The data also demonstrate the use of "switches" to control the engineered genetic circuits; Synthetic Biotic medicines can be engineered to perform functions in response to environmental cues or exogenously administered small molecules, such as tetracycline, salicylate and cumate.
In a second presentation, Using Synthetic Biotic Medicines to Activate Innate and Adaptive Immunity and Drive Antitumor Immune Responses, data were presented from mouse tumor model studies of two genetic circuits engineered into E. coli Nissle to generate two bacterial strains, an immune "initiator" STING activating circuit (SYN-STING) and an immune "sustainer" kynurenine consuming circuit (SYN-Kyn).
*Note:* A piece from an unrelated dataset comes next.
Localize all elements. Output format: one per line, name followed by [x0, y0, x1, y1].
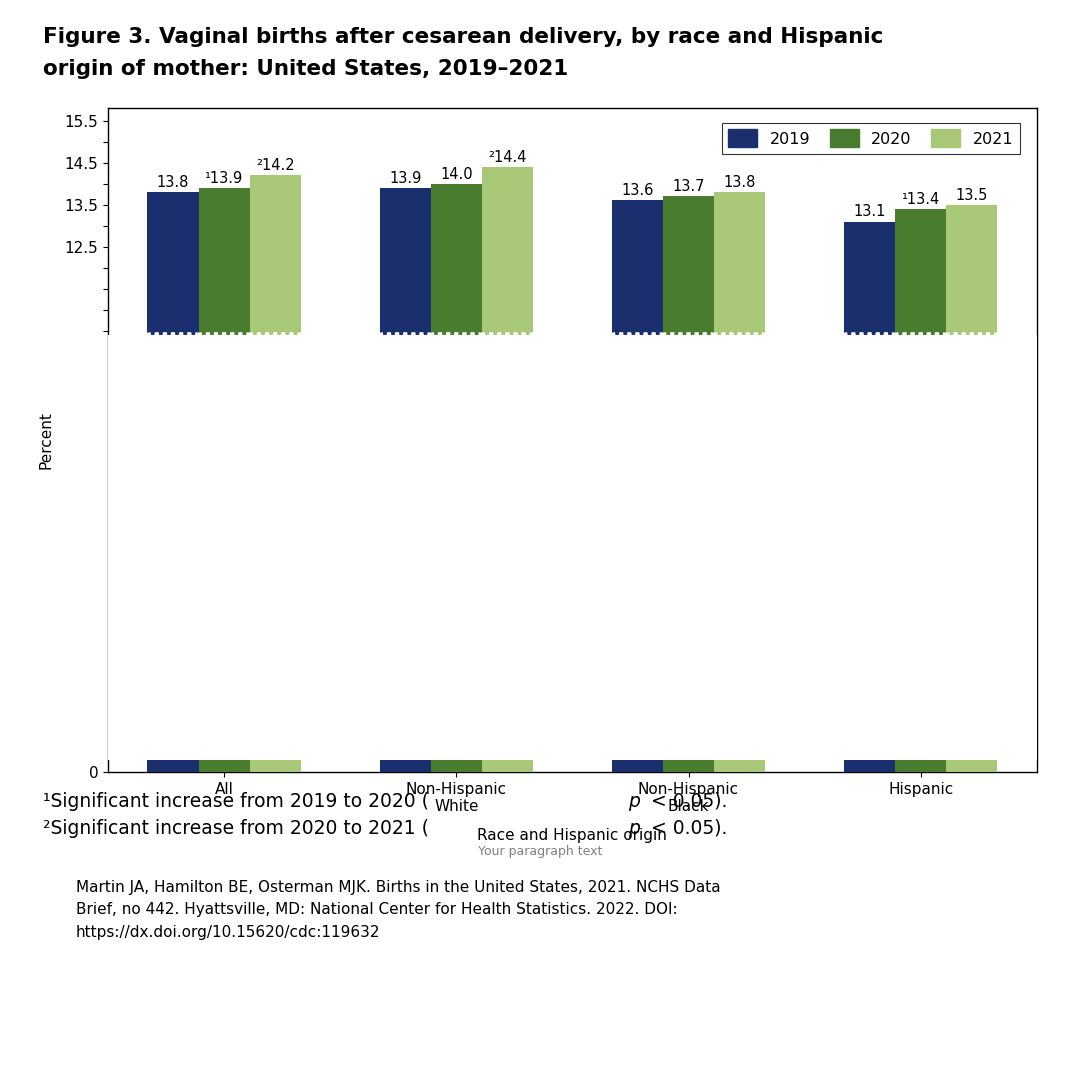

In contrast to other therapeutic approaches in development, SYN-Kyn lowered levels of the kynurenine metabolite by degrading it, a mechanism that is independent of the enzymes used by both immune and tumor cells to produce kynurenine (IDO1/2 and/or TDO). The preclinical data demonstrate:
SYN-STING treatment of either B16.F10 or A20 tumors resulted in robust tumor rejection or control, which correlates with an early rise in innate-immune cytokines and later results in T cell activation in tumors and tumor-draining lymph nodes;
Combining SYN-Kyn with checkpoint inhibitors led to significant anti-tumor activity in multiple immunocompetent tumor models; and
A strain engineered to combine both genetic circuits (SYN-STING:Kyn) demonstrates equivalent production of ci-di-AMP and consumption of kynurenine in vitro compared to the individual strains SYN-STING and SYN-Kyn, respectively.